When we adopted our cat, Tabby, two years ago, we noted on her first day with us that she was a very loving, social cat, unlike other cats we’d had before. We didn’t know that she would also be a very needy cat, not wanting to be separated from us at night, especially until she got used to her new home. I remember spending her first night with us wide awake sitting up all night with her while she roamed and explored our house. Every time I’d try to shut our bedroom door to indicate that it was time for her, and us, to go to sleep, she’d cry at the door, preventing me and anyone else in the household from sleeping. We finally discovered that if we shut the door and used a white noise machine we couldn’t hear her meowing, and that although she would start to meow when the door closed, she’d quickly stop and entertain herself the rest of the night until starting up again when she knew it was time for us to wake up.
Cats will make their feelings known, loudly, if a door is keeping them from their beloved owner (you). Whether it’s a bedroom door, a door to the cat’s room, or any obstacle at all, cats have been known to be quite vocal in letting their owners know they aren’t pleased with the situation. What can you do to stop your cat from meowing at the door?
- Refrain from using negative reactions or negative behavior modification techniques. These won’t work on cats. Negative reactions from you will only teach your cat to be afraid of you, not to stop the behavior that she is doing (i.e., meowing at the door) that you want to curb.
- Make sure your cat is fed before closing the door. If your cat typically meows at bedtime when you close your bedroom door, make sure she’s not hungry. If she is hungry, she will likely meow all night. Feed the cat before you go to bed, and don’t get up in the middle of the night to give her treats or extra food – this will only teach her that meowing will get you up and out of bed. You might want to invest in an automatic feeder that feeds her right before you go to bed, or right after you shut the bedroom door.

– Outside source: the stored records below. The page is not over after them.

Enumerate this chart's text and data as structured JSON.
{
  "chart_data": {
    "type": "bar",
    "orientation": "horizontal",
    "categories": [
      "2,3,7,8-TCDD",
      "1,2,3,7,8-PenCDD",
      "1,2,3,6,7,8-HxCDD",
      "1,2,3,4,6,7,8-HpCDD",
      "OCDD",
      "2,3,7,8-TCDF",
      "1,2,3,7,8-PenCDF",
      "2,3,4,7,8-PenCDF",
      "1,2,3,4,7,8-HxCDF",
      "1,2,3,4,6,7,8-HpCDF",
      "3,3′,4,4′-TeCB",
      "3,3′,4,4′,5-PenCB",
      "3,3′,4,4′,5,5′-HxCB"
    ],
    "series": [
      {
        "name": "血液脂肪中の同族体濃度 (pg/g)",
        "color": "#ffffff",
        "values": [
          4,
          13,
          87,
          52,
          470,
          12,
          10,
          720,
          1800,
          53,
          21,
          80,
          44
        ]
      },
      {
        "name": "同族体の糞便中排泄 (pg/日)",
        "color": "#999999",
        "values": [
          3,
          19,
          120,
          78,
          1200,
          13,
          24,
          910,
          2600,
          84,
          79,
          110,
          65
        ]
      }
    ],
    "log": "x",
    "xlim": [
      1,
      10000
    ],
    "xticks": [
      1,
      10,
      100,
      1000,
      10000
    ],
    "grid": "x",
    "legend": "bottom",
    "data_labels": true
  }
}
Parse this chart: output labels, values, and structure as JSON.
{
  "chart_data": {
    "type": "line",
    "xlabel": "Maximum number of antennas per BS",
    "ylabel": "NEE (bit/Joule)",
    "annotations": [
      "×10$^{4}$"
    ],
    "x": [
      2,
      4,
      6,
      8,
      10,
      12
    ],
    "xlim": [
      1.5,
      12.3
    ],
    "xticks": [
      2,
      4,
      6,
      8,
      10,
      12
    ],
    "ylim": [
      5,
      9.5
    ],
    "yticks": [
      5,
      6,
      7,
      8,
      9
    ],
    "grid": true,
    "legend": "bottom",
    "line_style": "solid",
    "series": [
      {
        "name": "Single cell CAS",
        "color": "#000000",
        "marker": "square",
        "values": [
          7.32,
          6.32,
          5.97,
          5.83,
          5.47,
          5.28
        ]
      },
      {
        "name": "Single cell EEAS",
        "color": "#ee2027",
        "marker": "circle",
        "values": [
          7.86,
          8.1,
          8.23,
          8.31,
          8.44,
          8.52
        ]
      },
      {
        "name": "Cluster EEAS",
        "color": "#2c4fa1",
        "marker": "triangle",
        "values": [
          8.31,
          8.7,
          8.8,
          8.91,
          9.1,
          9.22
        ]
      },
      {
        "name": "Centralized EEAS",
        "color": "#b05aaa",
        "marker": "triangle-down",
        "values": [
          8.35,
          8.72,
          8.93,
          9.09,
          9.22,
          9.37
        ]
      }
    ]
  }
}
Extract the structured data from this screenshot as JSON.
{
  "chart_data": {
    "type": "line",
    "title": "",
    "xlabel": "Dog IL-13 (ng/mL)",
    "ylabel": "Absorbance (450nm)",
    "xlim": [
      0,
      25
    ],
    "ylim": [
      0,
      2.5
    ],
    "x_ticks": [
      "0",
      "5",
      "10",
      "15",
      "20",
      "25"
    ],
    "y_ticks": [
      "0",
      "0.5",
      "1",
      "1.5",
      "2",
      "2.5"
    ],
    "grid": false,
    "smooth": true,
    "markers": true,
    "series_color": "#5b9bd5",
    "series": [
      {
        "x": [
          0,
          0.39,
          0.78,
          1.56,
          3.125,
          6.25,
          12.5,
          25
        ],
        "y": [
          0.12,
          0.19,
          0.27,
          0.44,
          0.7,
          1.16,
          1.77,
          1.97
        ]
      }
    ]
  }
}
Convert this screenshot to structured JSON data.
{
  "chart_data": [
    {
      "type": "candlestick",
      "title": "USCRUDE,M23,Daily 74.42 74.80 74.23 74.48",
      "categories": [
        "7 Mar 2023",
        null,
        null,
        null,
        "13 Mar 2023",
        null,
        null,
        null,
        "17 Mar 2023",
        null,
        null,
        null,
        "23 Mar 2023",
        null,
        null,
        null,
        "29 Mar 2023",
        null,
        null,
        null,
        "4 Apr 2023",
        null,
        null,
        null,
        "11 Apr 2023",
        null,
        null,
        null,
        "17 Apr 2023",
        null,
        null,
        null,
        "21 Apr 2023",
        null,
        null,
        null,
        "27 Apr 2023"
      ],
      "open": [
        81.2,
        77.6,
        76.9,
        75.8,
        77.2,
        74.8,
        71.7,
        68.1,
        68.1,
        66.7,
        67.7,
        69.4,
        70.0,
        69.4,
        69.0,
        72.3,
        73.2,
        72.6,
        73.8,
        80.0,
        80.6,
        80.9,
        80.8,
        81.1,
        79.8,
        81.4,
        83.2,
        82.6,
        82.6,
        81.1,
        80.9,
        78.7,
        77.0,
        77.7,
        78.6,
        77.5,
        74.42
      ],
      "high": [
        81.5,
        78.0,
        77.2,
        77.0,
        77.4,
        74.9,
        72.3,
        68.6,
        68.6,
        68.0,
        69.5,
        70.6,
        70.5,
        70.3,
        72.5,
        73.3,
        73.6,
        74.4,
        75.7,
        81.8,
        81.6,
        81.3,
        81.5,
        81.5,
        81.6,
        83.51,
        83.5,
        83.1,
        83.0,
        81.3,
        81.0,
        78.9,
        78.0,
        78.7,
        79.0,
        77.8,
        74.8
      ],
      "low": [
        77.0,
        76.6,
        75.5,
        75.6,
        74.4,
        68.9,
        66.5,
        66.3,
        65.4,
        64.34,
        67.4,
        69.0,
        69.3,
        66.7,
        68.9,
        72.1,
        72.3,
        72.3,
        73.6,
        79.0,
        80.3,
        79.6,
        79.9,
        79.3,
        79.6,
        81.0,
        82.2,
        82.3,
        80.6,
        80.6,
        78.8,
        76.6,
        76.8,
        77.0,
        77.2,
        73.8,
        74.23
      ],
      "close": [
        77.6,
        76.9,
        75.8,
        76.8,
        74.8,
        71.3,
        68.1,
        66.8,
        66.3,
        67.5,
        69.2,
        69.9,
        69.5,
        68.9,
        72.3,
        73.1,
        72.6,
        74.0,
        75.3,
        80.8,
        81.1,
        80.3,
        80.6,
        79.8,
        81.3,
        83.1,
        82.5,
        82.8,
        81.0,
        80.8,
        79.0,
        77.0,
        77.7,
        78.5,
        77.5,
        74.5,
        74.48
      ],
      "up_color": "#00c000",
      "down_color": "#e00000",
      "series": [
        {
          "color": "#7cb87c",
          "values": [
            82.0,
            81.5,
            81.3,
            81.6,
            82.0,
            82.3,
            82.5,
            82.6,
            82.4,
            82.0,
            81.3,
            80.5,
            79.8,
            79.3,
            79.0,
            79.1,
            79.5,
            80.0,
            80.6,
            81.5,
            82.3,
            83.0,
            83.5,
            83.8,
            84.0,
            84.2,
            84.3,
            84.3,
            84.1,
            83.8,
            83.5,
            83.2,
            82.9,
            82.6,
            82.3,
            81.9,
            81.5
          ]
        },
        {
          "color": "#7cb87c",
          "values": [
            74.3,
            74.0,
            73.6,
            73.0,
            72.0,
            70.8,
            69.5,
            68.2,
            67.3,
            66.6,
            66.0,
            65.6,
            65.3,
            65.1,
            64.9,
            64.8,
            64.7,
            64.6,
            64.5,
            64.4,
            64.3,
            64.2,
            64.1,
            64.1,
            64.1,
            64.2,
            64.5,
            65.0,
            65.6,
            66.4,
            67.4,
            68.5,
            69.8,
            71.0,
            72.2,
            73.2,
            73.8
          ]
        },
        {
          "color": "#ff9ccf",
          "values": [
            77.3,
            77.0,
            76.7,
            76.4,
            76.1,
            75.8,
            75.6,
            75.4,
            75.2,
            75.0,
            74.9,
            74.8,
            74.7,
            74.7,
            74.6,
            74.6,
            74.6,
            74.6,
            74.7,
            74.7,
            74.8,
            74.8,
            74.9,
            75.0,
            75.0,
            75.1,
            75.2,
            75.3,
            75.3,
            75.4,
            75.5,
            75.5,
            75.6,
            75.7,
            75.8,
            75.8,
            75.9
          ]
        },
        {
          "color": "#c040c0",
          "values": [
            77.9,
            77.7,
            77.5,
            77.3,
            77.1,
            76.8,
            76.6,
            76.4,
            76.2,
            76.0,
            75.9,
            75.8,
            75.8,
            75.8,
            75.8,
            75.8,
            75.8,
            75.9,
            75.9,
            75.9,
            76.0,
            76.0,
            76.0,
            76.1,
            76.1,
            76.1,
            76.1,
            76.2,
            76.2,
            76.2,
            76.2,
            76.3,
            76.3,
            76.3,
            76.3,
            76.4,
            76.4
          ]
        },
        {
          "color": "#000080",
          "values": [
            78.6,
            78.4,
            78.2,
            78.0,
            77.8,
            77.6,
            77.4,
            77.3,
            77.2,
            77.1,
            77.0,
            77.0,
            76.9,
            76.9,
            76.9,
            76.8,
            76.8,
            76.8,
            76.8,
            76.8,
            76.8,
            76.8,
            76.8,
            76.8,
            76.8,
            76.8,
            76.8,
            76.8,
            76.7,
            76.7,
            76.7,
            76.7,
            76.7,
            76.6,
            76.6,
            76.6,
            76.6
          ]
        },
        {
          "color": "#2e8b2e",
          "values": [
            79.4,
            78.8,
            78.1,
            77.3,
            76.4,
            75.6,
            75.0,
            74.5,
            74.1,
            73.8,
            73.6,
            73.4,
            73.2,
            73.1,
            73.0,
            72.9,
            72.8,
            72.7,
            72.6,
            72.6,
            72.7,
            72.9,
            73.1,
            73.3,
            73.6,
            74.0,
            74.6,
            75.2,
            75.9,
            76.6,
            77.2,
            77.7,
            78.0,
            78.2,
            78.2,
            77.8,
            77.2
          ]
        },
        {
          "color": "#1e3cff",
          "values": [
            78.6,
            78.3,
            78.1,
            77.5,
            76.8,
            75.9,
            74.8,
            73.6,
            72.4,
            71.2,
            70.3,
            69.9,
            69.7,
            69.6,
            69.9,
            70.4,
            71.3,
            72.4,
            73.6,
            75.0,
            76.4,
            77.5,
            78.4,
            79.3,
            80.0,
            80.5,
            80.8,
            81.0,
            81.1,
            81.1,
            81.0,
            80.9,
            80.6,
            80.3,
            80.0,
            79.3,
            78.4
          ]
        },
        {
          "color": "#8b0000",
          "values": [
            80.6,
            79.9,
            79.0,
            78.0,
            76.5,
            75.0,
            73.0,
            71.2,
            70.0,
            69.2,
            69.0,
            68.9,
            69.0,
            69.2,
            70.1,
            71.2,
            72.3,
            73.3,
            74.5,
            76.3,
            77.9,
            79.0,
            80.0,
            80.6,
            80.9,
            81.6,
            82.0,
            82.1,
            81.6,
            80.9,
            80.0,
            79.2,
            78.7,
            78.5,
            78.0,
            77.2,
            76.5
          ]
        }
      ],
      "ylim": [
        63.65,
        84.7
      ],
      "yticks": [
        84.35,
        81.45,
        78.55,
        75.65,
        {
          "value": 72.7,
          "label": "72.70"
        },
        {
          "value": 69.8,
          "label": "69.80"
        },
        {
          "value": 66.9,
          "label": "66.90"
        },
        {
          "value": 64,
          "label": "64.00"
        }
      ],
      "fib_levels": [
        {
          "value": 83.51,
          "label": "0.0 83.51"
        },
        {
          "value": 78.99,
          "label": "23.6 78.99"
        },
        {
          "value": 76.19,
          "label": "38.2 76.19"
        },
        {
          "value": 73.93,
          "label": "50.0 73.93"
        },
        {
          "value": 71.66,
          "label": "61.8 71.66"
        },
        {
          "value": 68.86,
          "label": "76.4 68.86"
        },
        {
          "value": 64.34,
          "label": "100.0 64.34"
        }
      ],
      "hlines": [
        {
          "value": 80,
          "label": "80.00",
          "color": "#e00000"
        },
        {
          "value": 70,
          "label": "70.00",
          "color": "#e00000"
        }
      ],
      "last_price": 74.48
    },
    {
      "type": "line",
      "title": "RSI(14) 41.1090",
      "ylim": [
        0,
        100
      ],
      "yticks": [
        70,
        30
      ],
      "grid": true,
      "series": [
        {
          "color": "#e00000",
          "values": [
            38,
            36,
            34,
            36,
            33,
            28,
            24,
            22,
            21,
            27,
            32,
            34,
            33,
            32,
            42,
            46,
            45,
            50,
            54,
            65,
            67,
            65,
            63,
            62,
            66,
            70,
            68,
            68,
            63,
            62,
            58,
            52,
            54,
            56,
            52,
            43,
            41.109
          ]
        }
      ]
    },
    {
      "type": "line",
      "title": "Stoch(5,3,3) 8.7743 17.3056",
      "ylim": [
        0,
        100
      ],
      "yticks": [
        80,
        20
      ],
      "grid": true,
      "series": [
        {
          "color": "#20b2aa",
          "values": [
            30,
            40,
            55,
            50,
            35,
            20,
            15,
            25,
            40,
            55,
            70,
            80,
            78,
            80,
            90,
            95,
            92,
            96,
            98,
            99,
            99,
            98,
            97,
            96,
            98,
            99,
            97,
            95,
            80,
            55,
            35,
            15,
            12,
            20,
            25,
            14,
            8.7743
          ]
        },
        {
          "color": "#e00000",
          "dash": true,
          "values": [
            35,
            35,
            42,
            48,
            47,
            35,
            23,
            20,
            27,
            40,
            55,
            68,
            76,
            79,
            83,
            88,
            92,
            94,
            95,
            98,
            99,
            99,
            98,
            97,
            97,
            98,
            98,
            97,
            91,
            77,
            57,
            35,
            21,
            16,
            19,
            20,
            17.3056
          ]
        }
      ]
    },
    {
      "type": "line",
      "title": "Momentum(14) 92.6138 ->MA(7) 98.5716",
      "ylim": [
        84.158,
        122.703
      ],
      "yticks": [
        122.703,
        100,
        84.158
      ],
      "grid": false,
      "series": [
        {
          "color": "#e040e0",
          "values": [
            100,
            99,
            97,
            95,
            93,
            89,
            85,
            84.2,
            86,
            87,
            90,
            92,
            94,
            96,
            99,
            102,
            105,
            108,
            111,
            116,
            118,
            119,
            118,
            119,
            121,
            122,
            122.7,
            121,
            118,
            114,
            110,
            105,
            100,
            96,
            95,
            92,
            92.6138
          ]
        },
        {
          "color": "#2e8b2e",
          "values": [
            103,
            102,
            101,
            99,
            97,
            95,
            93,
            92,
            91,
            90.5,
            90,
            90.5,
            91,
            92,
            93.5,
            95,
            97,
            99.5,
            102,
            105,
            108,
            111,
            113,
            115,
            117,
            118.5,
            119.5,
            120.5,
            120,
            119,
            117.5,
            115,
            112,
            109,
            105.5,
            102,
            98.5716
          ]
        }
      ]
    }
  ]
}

- Try to distract your cat from meowing at the door. Provide something that will entertain her on her side of the door, like toys or catnip. Better yet, play with your cat right before you are going to be shutting that door, enough that you will tire her out so that she won’t have the energy left to meow at the door once it’s closed.
- Create a safe, partially outdoor area for your cat. If you have a patio or balcony that you can enclose, do so and keep your cat there. Add in a cat tree, water, and maybe even cat grass that she can eat at her leisure. This will give her some freedom and make her feel like she is outside, yet she will still be safe.
- Make sure your cat is healthy. Some cats will start to meow if they are aging and starting to decline mentally. If they can no longer understand the world around them, they are likely to be confused and meow for no reason. If you think this is the case with your cat, take her to the vet and see if he or she has any recommendations for nutritional supplements that might improve her cognitive abilities. Cats can also meow if they can’t see or hear. This is another possible physical problem for which your vet is the best resource.
- Let your cat sleep with you. If all else fails, sometimes giving in to your cat’s wishes is the only possible answer. If your cat is meowing at your door simply because she wants to be on your bed, you might want to let her into your room and allow her to sleep with you for a night as a test. Of course, if she meows at your bedroom door and wants back out of your room at 3 a.m., this isn’t conducive to a good night’s sleep for you. We have discovered that, on nights that Tabby wants to sleep in our son’s room, if he simply leaves his bedroom door cracked open just a bit, she can come and go as she pleases and won’t wake him up. Then she’s happy and the rest of the family is content as well.